A Polícia Civil do Amapá prendeu um homem de 62 anos no bairro do Pacoval, na zona norte de Macapá. O suspeito era foragido da Justiça após receber uma condenação de 14 anos de prisão em regime fechado. A prisão aconteceu nesta segunda-feira (25) e encerrou a fuga de quem cometeu graves crimes contra uma criança. O caso remete a abusos ocorridos entre os anos de 2015 e 2018.

Condenação e captura

O homem já tinha sido julgado e considerado culpado pelo sistema judiciário. A pena imposta foi de 14 anos de reclusão, no regime fechado, devido à gravidade dos atos. Apesar da sentença, ele conseguiu permanecer foragido por um período. A ação policial nesta segunda-feira garantiu o cumprimento do mandado de prisão. O suspeito foi localizado e recolhido para iniciar o cumprimento da pena que lhe foi atribuída judicialmente.

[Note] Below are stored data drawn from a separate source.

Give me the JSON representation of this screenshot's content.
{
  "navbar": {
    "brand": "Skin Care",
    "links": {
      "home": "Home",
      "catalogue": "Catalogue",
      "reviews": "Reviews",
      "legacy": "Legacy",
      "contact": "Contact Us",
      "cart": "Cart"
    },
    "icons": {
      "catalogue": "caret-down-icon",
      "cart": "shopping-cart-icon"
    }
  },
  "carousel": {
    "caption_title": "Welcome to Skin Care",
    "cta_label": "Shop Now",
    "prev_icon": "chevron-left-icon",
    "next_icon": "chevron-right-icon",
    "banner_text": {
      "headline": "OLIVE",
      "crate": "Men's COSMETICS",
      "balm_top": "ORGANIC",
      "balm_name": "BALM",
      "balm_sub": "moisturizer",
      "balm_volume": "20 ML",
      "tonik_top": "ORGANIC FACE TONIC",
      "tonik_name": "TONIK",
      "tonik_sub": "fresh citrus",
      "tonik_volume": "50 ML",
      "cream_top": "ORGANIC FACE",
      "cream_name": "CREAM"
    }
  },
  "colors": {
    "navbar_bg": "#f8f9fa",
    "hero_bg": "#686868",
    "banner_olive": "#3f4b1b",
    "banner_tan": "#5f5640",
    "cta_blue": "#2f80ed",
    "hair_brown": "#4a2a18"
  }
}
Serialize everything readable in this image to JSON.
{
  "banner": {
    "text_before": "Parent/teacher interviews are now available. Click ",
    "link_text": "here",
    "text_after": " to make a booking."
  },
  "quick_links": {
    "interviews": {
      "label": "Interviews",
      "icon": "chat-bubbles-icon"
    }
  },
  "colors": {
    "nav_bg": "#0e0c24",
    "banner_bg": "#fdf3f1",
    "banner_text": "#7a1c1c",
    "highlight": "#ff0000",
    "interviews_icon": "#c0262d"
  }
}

Abuso de confiança familiar

As investigações apuraram que o acusado mantinha um relacionamento com a avó da vítima. Por esse laço, ele era considerado pela criança, na época com 10 anos, como "avô de criação". Essa relação de proximidade e confiança foi utilizada para facilitar o acesso à vítima. Os abusos ocorreram durante as visitas que o homem fazia à residência da família. Ele aproveitava as oportunidades em que ficava a sós com a menina para cometer as agressões.

O método de coação

Para garantir que a criança não denunciasse as agressões, o condenado adotou uma tática de manipulação e suborno. Segundo a Polícia Civil, ele oferecia presentes como chocolates, bombons, joias e maquiagem para "comprar" o silêncio da vítima. As agressões começaram com carícias indesejadas e evoluíram para estupro, ocorrendo em pelo menos três ocasiões. O ciclo de abusos só foi quebrado quando uma testemunha flagrou o suspeito e a vítima despidos em um cômodo da casa. Mesmo diante do flagrante, ele tentou se justificar, mas não obteve êxito. Com o relato da vítima ao pai e a intervenção da família, o relacionamento do homem com a avó foi rompido.

Com base em g1-ap.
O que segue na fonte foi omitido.